I’ve been lucky enough to see a small codebase grow and become a gigantic system able to handle millions of transactions a day while being profitable. Obviously not everything was fine and dandy when we started building this beast; a lot of good (and bad) practices where chosen for different reasons.
Starting with this post, I will be sharing with you the best practices to follow (and the worse practices to avoid) when building complex Computer Systems, all of this based on my more than 12 years of professional experience, which includes Real Time, Automation, Accessibility and Web Services.
We’ll start small today and eventually we will get big.
When a new project is planned things like Concurrent Users, Scalability and Security are topics of discussion, usually considered must have, otherwise the “System will not work”.
Those minimum requirements are what in the end usually dictates the Minimum Viable Product, if you’re lucky enough.
Before starting to work on this new project, as a Computer System Engineer, you must have your Minimum Requirements; requirements needed for you to do your job the best possible way: a collection of best practices that must be in place before you even start writing a single line of code.
This applies to any programming language, framework, cloud solution, selected database and whatever else you need for building this system. All projects, specially greenfield projects, must honor and follow those best practices.
That is what I like to call Minimum Requirements.
This may sound like a silly thing for experienced Computer System Engineers, but it is not. What is silly is to build software without having a way to see how the software has evolved over time. This is a must, and not only that but also using a distributed one, like Git or Mercurial.
I will go beyond this requirement and require a Git Repository Manager as well, like the popular Gitlab and Github, where you can not only store your source code, but have a way to discuss new changes before incorporating them into the final version, via Merge Requests or Pull Requests.
If you decide to use Git, you may be interested in the best practices my team uses as well:
Extremely important because it makes all the code, no matter who wrote it, look and feel the same; and not only that, it also allows Engineers on your team to freely work on everything and anything. There is no mental strain to adapt your coding style to the original code when making changes because that already-written code is also following the same rules.
There are hundreds of styling guides available for almost all programming language, however the ideal scenario will not only be to follow those guidelines but to find a program that enforces those guidelines automatically as well; think of
go fmt for Go or
rubocop for Ruby.
There is already a lot of content regarding CI/CD and their benefits available online, so I won’t cover any of that. What is important to understand about CI/CD is the fact that having a way to quickly know how (un)healthy your codebase is a must.
Incorporating a Continuous Integration Server will allow you to know the status of your code (through Automatic Tests) and how well the code is tested (through Code Coverage), not to mention other important things like allowing you to automatically run linting and code smells detection programs.

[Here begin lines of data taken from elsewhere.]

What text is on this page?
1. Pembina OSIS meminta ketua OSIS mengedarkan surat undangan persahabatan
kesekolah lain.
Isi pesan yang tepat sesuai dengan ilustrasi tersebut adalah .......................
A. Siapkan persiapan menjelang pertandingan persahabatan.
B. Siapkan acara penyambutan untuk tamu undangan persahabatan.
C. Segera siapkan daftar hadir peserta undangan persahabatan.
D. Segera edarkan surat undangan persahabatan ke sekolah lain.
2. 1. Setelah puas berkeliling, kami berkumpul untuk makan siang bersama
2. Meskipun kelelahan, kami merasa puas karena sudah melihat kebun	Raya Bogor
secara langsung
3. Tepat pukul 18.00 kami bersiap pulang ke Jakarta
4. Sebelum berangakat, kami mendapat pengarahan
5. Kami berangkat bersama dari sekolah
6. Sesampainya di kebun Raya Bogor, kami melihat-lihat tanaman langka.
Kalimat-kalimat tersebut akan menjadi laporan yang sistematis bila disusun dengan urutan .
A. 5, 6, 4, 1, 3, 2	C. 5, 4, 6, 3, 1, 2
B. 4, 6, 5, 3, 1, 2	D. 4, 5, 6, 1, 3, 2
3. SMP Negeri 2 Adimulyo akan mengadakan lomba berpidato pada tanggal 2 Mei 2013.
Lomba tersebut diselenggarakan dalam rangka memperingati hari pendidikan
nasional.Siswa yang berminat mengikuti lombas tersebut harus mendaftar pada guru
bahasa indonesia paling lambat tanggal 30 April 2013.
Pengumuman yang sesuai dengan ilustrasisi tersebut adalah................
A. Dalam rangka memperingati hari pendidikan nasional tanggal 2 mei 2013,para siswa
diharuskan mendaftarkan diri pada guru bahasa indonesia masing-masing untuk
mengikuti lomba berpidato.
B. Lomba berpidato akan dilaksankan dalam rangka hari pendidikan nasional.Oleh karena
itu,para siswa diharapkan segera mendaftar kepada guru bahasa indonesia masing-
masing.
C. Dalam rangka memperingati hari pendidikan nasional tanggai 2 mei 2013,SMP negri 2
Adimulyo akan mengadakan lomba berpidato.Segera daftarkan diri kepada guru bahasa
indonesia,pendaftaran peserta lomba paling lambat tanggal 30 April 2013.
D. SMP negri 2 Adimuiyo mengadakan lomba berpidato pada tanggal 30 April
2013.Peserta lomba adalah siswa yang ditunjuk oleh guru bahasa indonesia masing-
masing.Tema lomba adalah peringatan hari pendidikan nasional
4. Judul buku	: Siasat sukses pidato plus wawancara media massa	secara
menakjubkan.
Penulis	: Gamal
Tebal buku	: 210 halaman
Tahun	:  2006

Incorporating a Continuous Deployment Server will allow you to release your new features, and fixes, as quickly as you can to your users only after the CI Server validates everything looks OK. If you’re a bit afraid about this, you may consider incorporating the Docker Workflow instead and have you QA Team review the changes before being deployed.
Having a Version Control System following Code Style Guides and using Continuous Integration and Continuous Deployment Servers are the three minimum requirements needed before you even writing code.